E qui emerge un altro aspetto della figura di Dossetti su cui desidero soffermarmi in conclusione: la sua visione politica o, per meglio dire, la sua visione della politica, una visione fortemente caratterizzata dal fervore religioso che sempre l'animò e che lo condusse nel 1956 a diventare monaco.

La sua grande e originaria spinta ideale veniva dall'aspirazione che il "soffio potente del Cristianesimo", come affermò nel 1947, potesse produrre il rinnovamento profondo nella società italiana.

Di qui il carisma che circondava la sua persona, ma di qui anche l'appassionato confronto politico che le sue posizioni produssero all'interno della Democrazia cristiana tra gli anni Quaranta e Cinquanta. E' nota la sua diversità di vedute rispetto a De Gasperi, in modo particolare sulla politica estera dell'Italia. Dossetti nutriva perplessità sul Patto Atlantico e riteneva che dovesse essere assegnato all'Onu il compito di garantire l'ordine internazionale.

Al di là del giudizio storico politico sulla dialettica interna alla Dc del dopoguerra, quello che è interessante porre oggi in rilievo è il fatto che, nell'esperienza di Dossetti, si è rivelata in modo particolarmente evidente la tensione, propria e delle forti passioni politiche del Novecento, tra la forza delle aspirazioni ideali e il realismo dovuti alle condizioni storiche.

"In un certo senso -osservò al riguardo lo storico Pietro Scoppola - Dossetti simbolizza la storia non realizzata, le potenzialità inespresse di un certo filone del cattolicesimo democratico.
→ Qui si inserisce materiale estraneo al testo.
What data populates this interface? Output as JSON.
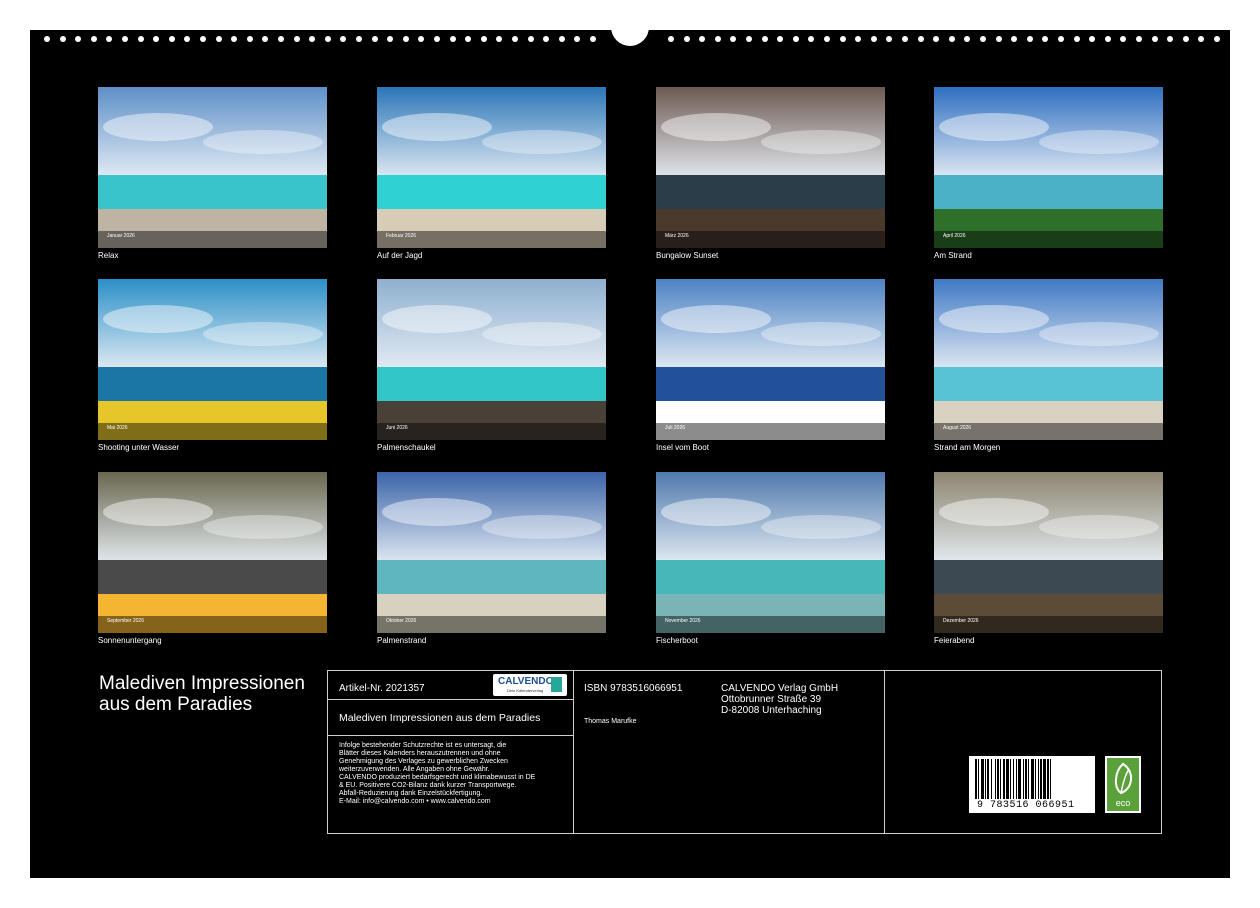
{
  "months": [
    {
      "month_label": "Januar 2026",
      "caption": "Relax",
      "sky": "#5f8fc8",
      "sea": "#39c3cb",
      "ground": "#bdb4a4"
    },
    {
      "month_label": "Februar 2026",
      "caption": "Auf der Jagd",
      "sky": "#2b76b8",
      "sea": "#2fd1d3",
      "ground": "#d7cdb7"
    },
    {
      "month_label": "März 2026",
      "caption": "Bungalow Sunset",
      "sky": "#6c5a52",
      "sea": "#2c3d4a",
      "ground": "#4a3a2c"
    },
    {
      "month_label": "April 2026",
      "caption": "Am Strand",
      "sky": "#2f6fc1",
      "sea": "#4bb1c6",
      "ground": "#2e6f2a"
    },
    {
      "month_label": "Mai 2026",
      "caption": "Shooting unter Wasser",
      "sky": "#2b8fc7",
      "sea": "#1a77a5",
      "ground": "#e7c62a"
    },
    {
      "month_label": "Juni 2026",
      "caption": "Palmenschaukel",
      "sky": "#8fb0d0",
      "sea": "#32c6c9",
      "ground": "#494037"
    },
    {
      "month_label": "Juli 2026",
      "caption": "Insel vom Boot",
      "sky": "#4d83c4",
      "sea": "#23509a",
      "ground": "#ffffff"
    },
    {
      "month_label": "August 2026",
      "caption": "Strand am Morgen",
      "sky": "#3f79c4",
      "sea": "#57c3d5",
      "ground": "#d9d2c2"
    },
    {
      "month_label": "September 2026",
      "caption": "Sonnenuntergang",
      "sky": "#6a6750",
      "sea": "#4a4a4a",
      "ground": "#f3b532"
    },
    {
      "month_label": "Oktober 2026",
      "caption": "Palmenstrand",
      "sky": "#3b64a9",
      "sea": "#5fb6bf",
      "ground": "#d8d1c0"
    },
    {
      "month_label": "November 2026",
      "caption": "Fischerboot",
      "sky": "#4f79ad",
      "sea": "#47b7b9",
      "ground": "#7ab4b7"
    },
    {
      "month_label": "Dezember 2026",
      "caption": "Feierabend",
      "sky": "#8c8570",
      "sea": "#3c4952",
      "ground": "#5b4b37"
    }
  ],
  "title": "Malediven Impressionen aus dem Paradies",
  "imprint": {
    "article_no": "Artikel-Nr. 2021357",
    "logo_text": "CALVENDO",
    "logo_sub": "Dein Kalenderverlag",
    "subtitle": "Malediven Impressionen aus dem Paradies",
    "disclaimer_lines": [
      "Infolge bestehender Schutzrechte ist es untersagt, die",
      "Blätter dieses Kalenders herauszutrennen und ohne",
      "Genehmigung des Verlages zu gewerblichen Zwecken",
      "weiterzuverwenden. Alle Angaben ohne Gewähr.",
      "CALVENDO produziert bedarfsgerecht und klimabewusst in DE",
      "& EU. Positivere CO2-Bilanz dank kurzer Transportwege.",
      "Abfall-Reduzierung dank Einzelstückfertigung.",
      "E-Mail: info@calvendo.com • www.calvendo.com"
    ],
    "isbn": "ISBN 9783516066951",
    "author": "Thomas Marufke",
    "publisher_lines": [
      "CALVENDO Verlag GmbH",
      "Ottobrunner Straße 39",
      "D-82008 Unterhaching"
    ],
    "barcode_number": "9 783516 066951",
    "eco_label": "eco"
  }
}
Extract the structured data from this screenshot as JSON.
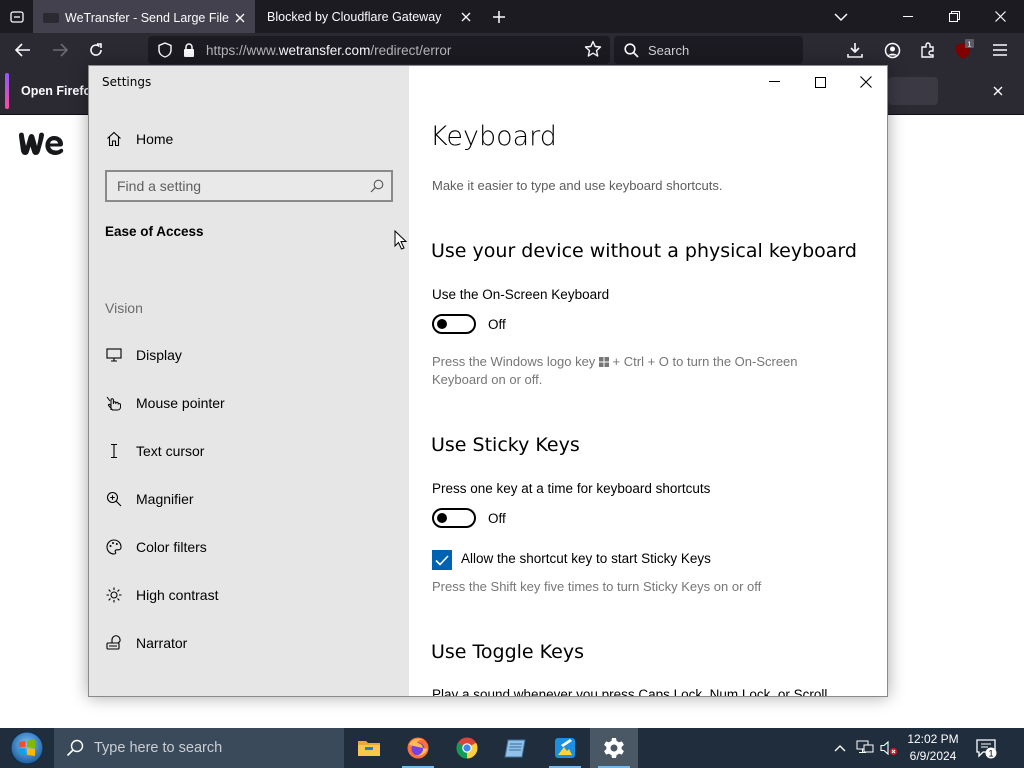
{
  "browser": {
    "tabs": [
      {
        "title": "WeTransfer - Send Large Files &",
        "active": true
      },
      {
        "title": "Blocked by Cloudflare Gateway",
        "active": false
      }
    ],
    "url_prefix": "https://www.",
    "url_domain": "wetransfer.com",
    "url_path": "/redirect/error",
    "search_placeholder": "Search",
    "extension_badge": "1",
    "notification_text": "Open Firefo"
  },
  "page": {
    "logo_text": "we"
  },
  "settings": {
    "window_title": "Settings",
    "sidebar": {
      "home_label": "Home",
      "search_placeholder": "Find a setting",
      "category": "Ease of Access",
      "group_label": "Vision",
      "items": [
        {
          "label": "Display",
          "icon": "display-icon"
        },
        {
          "label": "Mouse pointer",
          "icon": "mouse-pointer-icon"
        },
        {
          "label": "Text cursor",
          "icon": "text-cursor-icon"
        },
        {
          "label": "Magnifier",
          "icon": "magnifier-icon"
        },
        {
          "label": "Color filters",
          "icon": "palette-icon"
        },
        {
          "label": "High contrast",
          "icon": "brightness-icon"
        },
        {
          "label": "Narrator",
          "icon": "narrator-icon"
        }
      ]
    },
    "content": {
      "title": "Keyboard",
      "description": "Make it easier to type and use keyboard shortcuts.",
      "sections": {
        "onscreen": {
          "heading": "Use your device without a physical keyboard",
          "label": "Use the On-Screen Keyboard",
          "toggle_state": "Off",
          "help_before": "Press the Windows logo key",
          "help_after": "+ Ctrl + O to turn the On-Screen Keyboard on or off."
        },
        "sticky": {
          "heading": "Use Sticky Keys",
          "label": "Press one key at a time for keyboard shortcuts",
          "toggle_state": "Off",
          "checkbox_label": "Allow the shortcut key to start Sticky Keys",
          "checkbox_checked": true,
          "help": "Press the Shift key five times to turn Sticky Keys on or off"
        },
        "toggle": {
          "heading": "Use Toggle Keys",
          "partial_text": "Play a sound whenever you press Caps Lock, Num Lock, or Scroll"
        }
      }
    }
  },
  "taskbar": {
    "search_placeholder": "Type here to search",
    "time": "12:02 PM",
    "date": "6/9/2024",
    "notification_count": "1"
  },
  "colors": {
    "accent_blue": "#0063b1",
    "browser_dark": "#1c1b22",
    "taskbar": "#1f2d3d"
  }
}
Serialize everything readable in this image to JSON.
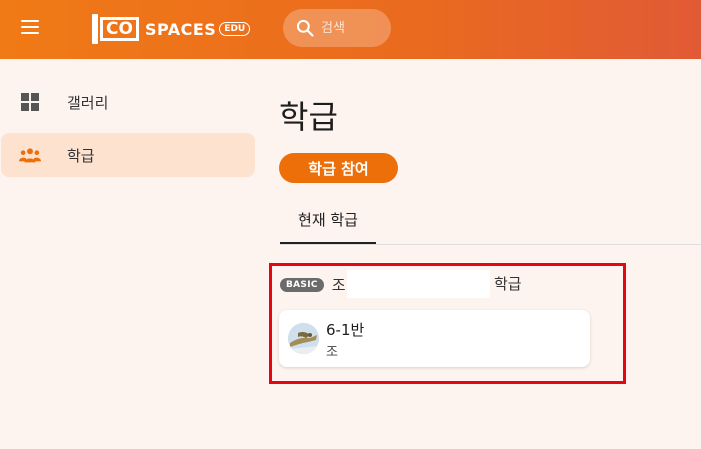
{
  "header": {
    "logo_co": "CO",
    "logo_spaces": "SPACES",
    "logo_edu": "EDU",
    "search_placeholder": "검색"
  },
  "sidebar": {
    "items": [
      {
        "label": "갤러리",
        "icon": "grid-icon",
        "active": false
      },
      {
        "label": "학급",
        "icon": "people-icon",
        "active": true
      }
    ]
  },
  "main": {
    "title": "학급",
    "join_button": "학급 참여",
    "tabs": [
      {
        "label": "현재 학급",
        "active": true
      }
    ],
    "group": {
      "badge": "BASIC",
      "school_prefix": "조",
      "school_suffix": "학급",
      "classes": [
        {
          "name": "6-1반",
          "teacher": "조"
        }
      ]
    }
  },
  "colors": {
    "accent": "#ec6f0a",
    "header_start": "#f07a16",
    "header_end": "#e15a36",
    "active_bg": "#fde2d0",
    "highlight": "#e30613"
  }
}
La sua rinuncia ha mantenuto viva nel mondo cattolico una tensione verso obiettivi più alti, più coerenti, più nobili".

Ancor oggi la forte tensione ideale espressa da Dossetti rappresenta un valido insegnamento che egli ha lasciato all'intera comunità politica italiana, sia nelle sue componenti cattoliche sia in quelle laiche.

Un insegnamento da non disperdere e da trasmettere alle nuove generazioni.